Caros irmãos e irmãs

É verdadeiramente inédito e sugestivo o cenário no qual celebramos a Santa Missa: encontramo-nos no "Vale" que dá para a antiga Porta denominada Faul que, com as suas quatro letras, evoca as quatro colinas da antiga Viterbium, ou seja, Fanum-Arbanum-Vetulonia-Longula. De um lado, ergue-se imponente o Palácio, outrora residência dos Papas, que — como recordou o vosso Bispo no séc. XIII — viu cinco conclaves; estamos circundados por edifícios e espaços, testemunhas de numerosas vicissitudes do passado, e hoje tecido de vida da vossa Cidade e Província. Neste contexto, que evoca séculos de história civil e religiosa, encontra-se agora idealmente reunida, com o Sucessor de Pedro, toda a vossa Comunidade diocesana, para ser por ele confirmada na fidelidade a Cristo e ao seu Evangelho.
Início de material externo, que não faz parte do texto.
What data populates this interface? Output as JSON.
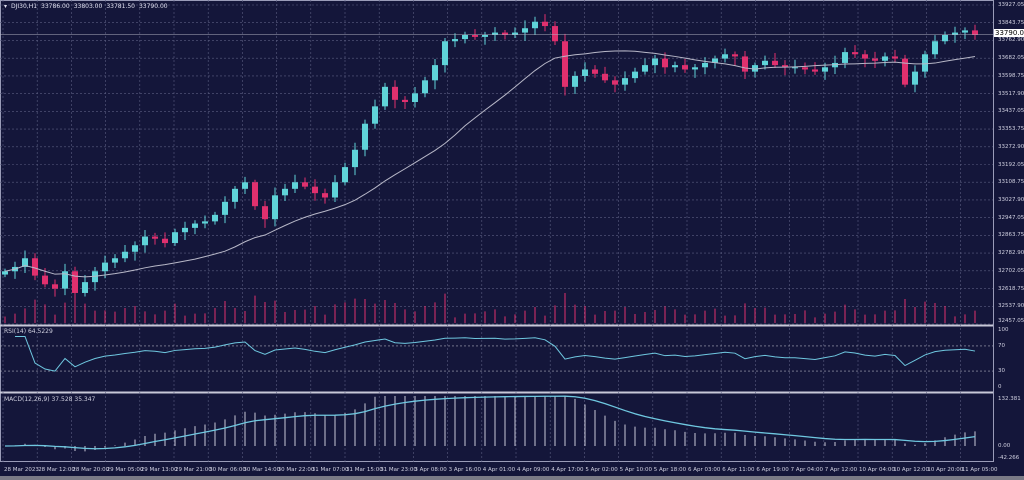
{
  "header": {
    "symbol": "DJI30,H1",
    "open": "33786.00",
    "high": "33803.00",
    "low": "33781.50",
    "close": "33790.00"
  },
  "current_price": "33790.00",
  "colors": {
    "background": "#14163a",
    "bull": "#5fd3d8",
    "bear": "#e0306e",
    "ma": "#b8b8c8",
    "indicator": "#6fc8e0",
    "grid": "#5a5d80"
  },
  "chart_data": {
    "type": "candlestick",
    "price_axis": {
      "min": 32457.05,
      "max": 33927.05,
      "ticks": [
        "33927.05",
        "33843.75",
        "33762.90",
        "33682.05",
        "33598.75",
        "33517.90",
        "33437.05",
        "33353.75",
        "33272.90",
        "33192.05",
        "33108.75",
        "33027.90",
        "32947.05",
        "32863.75",
        "32782.90",
        "32702.05",
        "32618.75",
        "32537.90",
        "32457.05"
      ]
    },
    "time_labels": [
      "28 Mar 2023",
      "28 Mar 12:00",
      "28 Mar 20:00",
      "29 Mar 05:00",
      "29 Mar 13:00",
      "29 Mar 21:00",
      "30 Mar 06:00",
      "30 Mar 14:00",
      "30 Mar 22:00",
      "31 Mar 07:00",
      "31 Mar 15:00",
      "31 Mar 23:00",
      "3 Apr 08:00",
      "3 Apr 16:00",
      "4 Apr 01:00",
      "4 Apr 09:00",
      "4 Apr 17:00",
      "5 Apr 02:00",
      "5 Apr 10:00",
      "5 Apr 18:00",
      "6 Apr 03:00",
      "6 Apr 11:00",
      "6 Apr 19:00",
      "7 Apr 04:00",
      "7 Apr 12:00",
      "10 Apr 04:00",
      "10 Apr 12:00",
      "10 Apr 20:00",
      "11 Apr 05:00"
    ],
    "closes": [
      32700,
      32720,
      32760,
      32680,
      32640,
      32620,
      32700,
      32600,
      32650,
      32700,
      32740,
      32760,
      32790,
      32820,
      32860,
      32850,
      32830,
      32880,
      32900,
      32920,
      32930,
      32960,
      33020,
      33080,
      33110,
      33000,
      32940,
      33050,
      33080,
      33110,
      33090,
      33060,
      33040,
      33110,
      33180,
      33260,
      33380,
      33460,
      33550,
      33490,
      33480,
      33520,
      33580,
      33650,
      33760,
      33770,
      33790,
      33780,
      33790,
      33800,
      33790,
      33800,
      33820,
      33850,
      33830,
      33760,
      33550,
      33600,
      33630,
      33610,
      33580,
      33560,
      33590,
      33620,
      33650,
      33680,
      33640,
      33650,
      33630,
      33640,
      33660,
      33680,
      33700,
      33690,
      33620,
      33650,
      33670,
      33650,
      33640,
      33640,
      33630,
      33620,
      33640,
      33660,
      33710,
      33700,
      33680,
      33670,
      33690,
      33680,
      33560,
      33620,
      33700,
      33760,
      33790,
      33800,
      33810,
      33790
    ],
    "rsi": {
      "label": "RSI(14) 64.5229",
      "ticks": [
        "100",
        "70",
        "30",
        "0"
      ],
      "range": [
        0,
        100
      ]
    },
    "macd": {
      "label": "MACD(12,26,9) 37.528 35.347",
      "ticks": [
        "132.381",
        "0.00",
        "-42.266"
      ],
      "range": [
        -42.266,
        132.381
      ]
    }
  }
}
Queridos irmãos e irmãs, dirijo a todos vós com afecto o meu pensamento agradecido pela calorosa recepção que me reservastes. Saúdo em primeiro lugar o vosso amado Pastor, D. Lorenzo Chiarinelli, a quem agradeço as palavras de boas-vindas. Saúdo os demais Bispos, de modo particular os do Lácio, com o Cardeal Vigário de Roma, os prezados sacerdotes diocesanos, os diáconos, os seminaristas, os religiosos e as religiosas, os jovens e as crianças, e estendo a minha recordação a todos os componentes da Diocese, que no passado recente viu unir-se a Viterbo, com a abadia de São Martinho no Monte Cimino, as Dioceses de Acquapendente, Bagnoregio, Montefiascone e Tuscania. Agora, esta nova configuração está artisticamente esculpida nas "Portas de bronze" da Igreja Catedral que, começando esta minha visita pela Praça de São Lourenço, pude benzer e admirar. Dirijo-me com deferência às Autoridades civis e militares, aos representantes do Parlamento, do Governo, da Região e da Província, e de modo especial ao presidente da Câmara Municipal da Cidade, que se fez intérprete dos cordiais sentimentos da população viterbesa. Agradeço às Forças da ordem e saúde os numerosos militares presentes nesta Cidade, como também os que estão comprometidos nas missões de paz no mundo. Saúdo e agradeço aos voluntários e a quantos ofereceram a sua contribuição para a realização da minha visita. Dirijo uma saudação muito especial aos idosos e às pessoas sozinhas, aos doentes, aos presos e a quantos não puderam participar neste nosso encontro de oração e de amizade.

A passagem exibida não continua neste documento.